Depois de sentirem os efeitos da guerra, os personagens masculinos deste trio sabem, ao contrário do que lhes foi incutido para serem soldados sem dúvidas, que o ser humano necessita de contacto, de ser para o outro; que a única hipótese para o humano ser radica na experiência de tentar o amor. Mesmo que seja de forma equivocada, pela violência, forçando. Como um deles o que quer fazer, o que leva a que o seu companheiro, que com ele entrou para o hospício para se apaziguar, volte a matar, matando-o. E desta vez por amor. Para defender Lili do estupro.

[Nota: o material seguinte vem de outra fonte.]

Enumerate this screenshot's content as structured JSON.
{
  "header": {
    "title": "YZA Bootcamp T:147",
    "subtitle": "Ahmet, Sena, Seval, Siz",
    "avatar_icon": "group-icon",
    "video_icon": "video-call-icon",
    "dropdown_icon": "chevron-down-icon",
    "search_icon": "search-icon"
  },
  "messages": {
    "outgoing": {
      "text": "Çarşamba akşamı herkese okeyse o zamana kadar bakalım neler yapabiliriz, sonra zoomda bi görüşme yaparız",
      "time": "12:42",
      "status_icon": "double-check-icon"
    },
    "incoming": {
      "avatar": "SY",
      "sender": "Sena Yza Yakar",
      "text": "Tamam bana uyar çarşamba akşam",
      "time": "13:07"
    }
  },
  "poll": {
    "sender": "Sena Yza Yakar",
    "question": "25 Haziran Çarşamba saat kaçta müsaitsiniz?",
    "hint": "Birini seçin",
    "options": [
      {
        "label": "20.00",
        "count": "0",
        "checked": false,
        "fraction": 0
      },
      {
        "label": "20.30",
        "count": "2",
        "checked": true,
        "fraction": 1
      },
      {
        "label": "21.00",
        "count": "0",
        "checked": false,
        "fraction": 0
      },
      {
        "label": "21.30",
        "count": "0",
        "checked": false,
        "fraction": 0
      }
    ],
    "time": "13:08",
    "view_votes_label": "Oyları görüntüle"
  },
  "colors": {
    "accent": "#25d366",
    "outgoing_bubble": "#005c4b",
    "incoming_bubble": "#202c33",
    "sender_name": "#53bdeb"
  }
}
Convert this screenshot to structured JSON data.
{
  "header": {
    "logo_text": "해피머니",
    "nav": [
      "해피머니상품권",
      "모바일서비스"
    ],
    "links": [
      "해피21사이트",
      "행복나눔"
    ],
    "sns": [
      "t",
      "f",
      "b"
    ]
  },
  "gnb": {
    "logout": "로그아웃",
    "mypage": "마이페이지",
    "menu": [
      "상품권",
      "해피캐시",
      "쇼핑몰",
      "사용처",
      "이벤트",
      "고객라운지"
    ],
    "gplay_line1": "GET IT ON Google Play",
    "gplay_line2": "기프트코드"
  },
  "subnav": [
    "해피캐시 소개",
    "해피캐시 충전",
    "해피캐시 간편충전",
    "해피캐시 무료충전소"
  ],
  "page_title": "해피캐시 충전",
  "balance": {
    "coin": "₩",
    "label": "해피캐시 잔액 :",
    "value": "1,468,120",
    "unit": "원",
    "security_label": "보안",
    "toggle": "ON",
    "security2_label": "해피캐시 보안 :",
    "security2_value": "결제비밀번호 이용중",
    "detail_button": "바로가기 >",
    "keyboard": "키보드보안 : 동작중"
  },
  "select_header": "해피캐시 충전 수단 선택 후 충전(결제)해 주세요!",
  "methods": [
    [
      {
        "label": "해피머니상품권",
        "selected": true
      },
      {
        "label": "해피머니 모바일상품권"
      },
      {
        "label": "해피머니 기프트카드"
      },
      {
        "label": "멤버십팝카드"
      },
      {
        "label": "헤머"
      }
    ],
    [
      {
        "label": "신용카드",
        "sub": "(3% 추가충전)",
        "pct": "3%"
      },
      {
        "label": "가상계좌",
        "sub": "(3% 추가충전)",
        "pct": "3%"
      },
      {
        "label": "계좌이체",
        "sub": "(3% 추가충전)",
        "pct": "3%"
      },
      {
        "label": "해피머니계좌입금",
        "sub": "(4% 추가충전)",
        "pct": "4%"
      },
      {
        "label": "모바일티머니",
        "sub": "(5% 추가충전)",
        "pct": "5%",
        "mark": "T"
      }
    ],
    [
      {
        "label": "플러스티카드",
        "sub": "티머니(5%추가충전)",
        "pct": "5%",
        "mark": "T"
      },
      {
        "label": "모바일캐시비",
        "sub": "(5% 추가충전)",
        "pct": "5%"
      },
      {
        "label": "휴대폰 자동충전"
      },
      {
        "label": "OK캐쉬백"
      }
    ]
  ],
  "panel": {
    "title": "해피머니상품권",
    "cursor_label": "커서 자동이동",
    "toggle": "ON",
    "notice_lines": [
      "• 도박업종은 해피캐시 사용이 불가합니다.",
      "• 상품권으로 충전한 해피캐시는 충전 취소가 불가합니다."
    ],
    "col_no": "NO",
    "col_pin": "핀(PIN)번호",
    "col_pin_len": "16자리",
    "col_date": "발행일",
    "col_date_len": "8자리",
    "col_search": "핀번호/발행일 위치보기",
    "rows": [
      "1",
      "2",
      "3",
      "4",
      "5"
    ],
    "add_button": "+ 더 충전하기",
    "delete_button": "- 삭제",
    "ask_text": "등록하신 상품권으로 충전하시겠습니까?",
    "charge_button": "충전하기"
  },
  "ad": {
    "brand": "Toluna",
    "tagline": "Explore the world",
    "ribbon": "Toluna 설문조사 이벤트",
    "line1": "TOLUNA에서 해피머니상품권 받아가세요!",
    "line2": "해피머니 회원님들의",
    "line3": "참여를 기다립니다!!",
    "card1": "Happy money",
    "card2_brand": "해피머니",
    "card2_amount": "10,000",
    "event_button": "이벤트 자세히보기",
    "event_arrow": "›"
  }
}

Analiza, aquele que é morto, voltará ainda da morte e perpetua-se num gesto também aparentemente absurdo: volta para pedir perdão a quem o matou. É um gesto paradoxal mas tem um significado: ele volta para dizer por outra forma, porque ele nunca dominou a expressão, que os ama.
Neste romance há três vozes, duas têm nome e uma não. Têm vozes Lili, a que é amada, e Analiza, aquele que é morto e enterrado pelos outros dois. O terceiro protagonista ocupa dois terços do romance não tem nome. Isto não é casual. O principal protagonista não tem nome porque é dominado pelas circunstâncias. Está possesso. A circunstância da guerra e a circunstância do amor, ambas, são maiores do que ele. São como que a carne do mundo onde o seu pequeno corpo se embute, minúscula parcela, e que condiciona as suas acções e manipula a sua vontade. Daí que ele nunca aceda a uma plena consciência, a uma autonomia.
Ele ama Lili de uma forma abrupta, abissal. Contudo, como ela diz:
«Os homens quando são amados transformam-se em animais buliçosos. O amor não é coisa comum, quando os encontra, como se os descobrisse em contra-mão, arranca-lhes os pulmões. Surge um desespero vulcânico descontrolável, arrebatando tudo em torno de si, mastigando-os sem dó, sobressaltando-os, animais que se veem diante do fogo sem nunca terem ouvido falar deste».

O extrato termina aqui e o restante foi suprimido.